By now you’ve likely heard that PLATFORM BOOKING and its hard-working stalwart PATRICK KENDRICK are transitioning booking duties from CATERINA WINERY to SUNSET JUNCTION in Browne’s Addition (1801 W. Sunset Blvd.). It’s a big decision during a time in which the local scene is in need of another jumpstart. The Big Three of local music are all working to make sense of recent upheaval. THE BLVD. is still re-establishing itself in a once-maligned location. EMPYREAN is hard at work moving to the space previously inhabited by the BIG DIPPER (those wheels are in motion as I type). And now, ever-ambitious Kendrick is taking on possibly the least favorable space of the three (take, for example, 40-year Spokane resident Ashley’s Dad’s response on hearing the news: “That place?” And he’s not alone…).

But Patrick Kendrick’s not in the habit of letting us down. He revitalized a stale music scene while manning a hole in the wall coffee shop, and then became the resulting patron saint of said scene upon Rock Coffee’s strong-armed closure. After the drama-filled dust settled, he set his sights on converting a would-be stuffy winery into a well-rounded, diverse venue that appealed to both the yuppies and the punks, and succeeded. He continued efforts beyond Caterina, punching the figurative clock for events like Elkfest and the 2-year-old multimedia extravaganza that is Terrain. Sunset Junction’s questionable rep doesn’t stand a chance. Times they are a-changin’.

“Everybody should win in the local music scene,” Patrick repeated emphatically to me on the phone when we talked recently about his new venture, before adding with his pitch-perfect sarcasm, “I know that’s a crazy idea.” But the simple sentiment is what makes the man’s operation functional (and successful) on a regular basis. It’s built a reputation for him with bands near and far, and helped him keep his aforementioned halo securely in place with local media, bands and figureheads. A challenge lies ahead, but he’s the man for the job.

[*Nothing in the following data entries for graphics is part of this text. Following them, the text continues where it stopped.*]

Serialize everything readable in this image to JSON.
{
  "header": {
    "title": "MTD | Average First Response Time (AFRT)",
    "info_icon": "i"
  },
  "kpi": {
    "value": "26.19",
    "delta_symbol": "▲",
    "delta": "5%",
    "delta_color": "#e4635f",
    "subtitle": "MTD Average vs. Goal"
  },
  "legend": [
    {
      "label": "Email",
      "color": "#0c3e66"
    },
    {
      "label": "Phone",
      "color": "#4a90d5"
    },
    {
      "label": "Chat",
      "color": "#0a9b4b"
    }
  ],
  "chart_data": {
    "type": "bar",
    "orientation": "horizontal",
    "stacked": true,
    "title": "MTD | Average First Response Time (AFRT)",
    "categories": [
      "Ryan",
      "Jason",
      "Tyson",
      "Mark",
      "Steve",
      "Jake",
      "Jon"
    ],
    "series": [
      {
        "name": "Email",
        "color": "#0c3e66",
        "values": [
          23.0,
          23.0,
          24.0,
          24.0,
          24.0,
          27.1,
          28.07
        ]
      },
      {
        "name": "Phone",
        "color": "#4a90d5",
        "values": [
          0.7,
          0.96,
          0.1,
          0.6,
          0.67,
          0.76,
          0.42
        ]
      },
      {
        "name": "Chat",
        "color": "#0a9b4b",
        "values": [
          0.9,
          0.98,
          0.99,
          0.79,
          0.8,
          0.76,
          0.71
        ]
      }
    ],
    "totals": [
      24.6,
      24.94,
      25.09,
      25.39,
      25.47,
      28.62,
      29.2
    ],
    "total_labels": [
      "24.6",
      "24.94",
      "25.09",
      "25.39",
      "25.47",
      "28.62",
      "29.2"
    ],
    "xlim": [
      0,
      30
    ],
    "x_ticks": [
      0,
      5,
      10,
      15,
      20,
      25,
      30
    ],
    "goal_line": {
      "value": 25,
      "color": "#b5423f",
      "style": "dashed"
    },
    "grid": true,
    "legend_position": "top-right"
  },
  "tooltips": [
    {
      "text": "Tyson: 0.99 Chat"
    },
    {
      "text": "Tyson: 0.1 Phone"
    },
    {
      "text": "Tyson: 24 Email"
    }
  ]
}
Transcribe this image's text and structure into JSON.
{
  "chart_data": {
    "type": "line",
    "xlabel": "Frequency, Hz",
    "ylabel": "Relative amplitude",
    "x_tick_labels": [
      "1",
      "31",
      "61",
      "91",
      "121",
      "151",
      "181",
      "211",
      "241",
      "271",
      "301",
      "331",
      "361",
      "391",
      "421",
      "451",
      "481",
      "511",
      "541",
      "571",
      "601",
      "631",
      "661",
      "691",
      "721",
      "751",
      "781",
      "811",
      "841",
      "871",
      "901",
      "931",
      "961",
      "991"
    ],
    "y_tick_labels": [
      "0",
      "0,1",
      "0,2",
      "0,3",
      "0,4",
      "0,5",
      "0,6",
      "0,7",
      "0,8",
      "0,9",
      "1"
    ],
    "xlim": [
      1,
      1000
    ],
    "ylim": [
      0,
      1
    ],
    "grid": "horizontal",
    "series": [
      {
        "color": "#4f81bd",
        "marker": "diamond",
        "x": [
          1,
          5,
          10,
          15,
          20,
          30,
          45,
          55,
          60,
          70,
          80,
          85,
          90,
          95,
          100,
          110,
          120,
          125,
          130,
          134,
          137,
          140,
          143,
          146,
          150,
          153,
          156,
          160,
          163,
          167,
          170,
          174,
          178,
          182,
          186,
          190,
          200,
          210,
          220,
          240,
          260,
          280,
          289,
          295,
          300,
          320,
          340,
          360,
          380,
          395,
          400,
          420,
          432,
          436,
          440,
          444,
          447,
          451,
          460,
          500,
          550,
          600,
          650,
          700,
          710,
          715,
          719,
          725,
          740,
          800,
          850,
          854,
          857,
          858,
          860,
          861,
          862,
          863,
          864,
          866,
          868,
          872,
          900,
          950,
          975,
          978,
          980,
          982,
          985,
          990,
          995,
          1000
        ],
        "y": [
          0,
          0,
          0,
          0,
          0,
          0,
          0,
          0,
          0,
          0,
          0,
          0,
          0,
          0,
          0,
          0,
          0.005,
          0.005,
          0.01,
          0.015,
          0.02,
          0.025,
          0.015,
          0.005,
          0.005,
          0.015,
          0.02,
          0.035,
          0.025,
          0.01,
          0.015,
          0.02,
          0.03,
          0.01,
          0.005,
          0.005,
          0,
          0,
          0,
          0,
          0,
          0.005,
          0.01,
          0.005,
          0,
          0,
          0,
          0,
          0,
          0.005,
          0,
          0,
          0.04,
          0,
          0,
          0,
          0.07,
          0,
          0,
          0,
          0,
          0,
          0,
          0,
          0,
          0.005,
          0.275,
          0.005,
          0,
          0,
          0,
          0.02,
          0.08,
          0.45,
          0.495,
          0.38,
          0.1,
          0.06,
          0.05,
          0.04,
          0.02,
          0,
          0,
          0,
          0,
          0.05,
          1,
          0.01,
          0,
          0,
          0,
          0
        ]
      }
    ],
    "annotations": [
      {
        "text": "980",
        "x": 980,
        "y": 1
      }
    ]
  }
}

Here’s what the Sunset transition means: Platform Booking now operates in a larger space (nearly 200 capacity) that’s already fully-equipped for those new sprinkler laws, and gets rolling as soon as the ball drops in 2010 (read: ASAP). Aside from a few extra blocks outside of downtown for you non-Additioners, the new space will soon be the place to be. Trust me.

Sunset Junction’s first Platform-booked shows start January 8 with Kevin Long, Annie O’Neill, and Brandon O’Neill and January 9 with Buffalo Jones and Plastic Saints. Watch for a host of new ideas, among them DJ nights, “Practice Space” nights, and more in the coming weeks and months.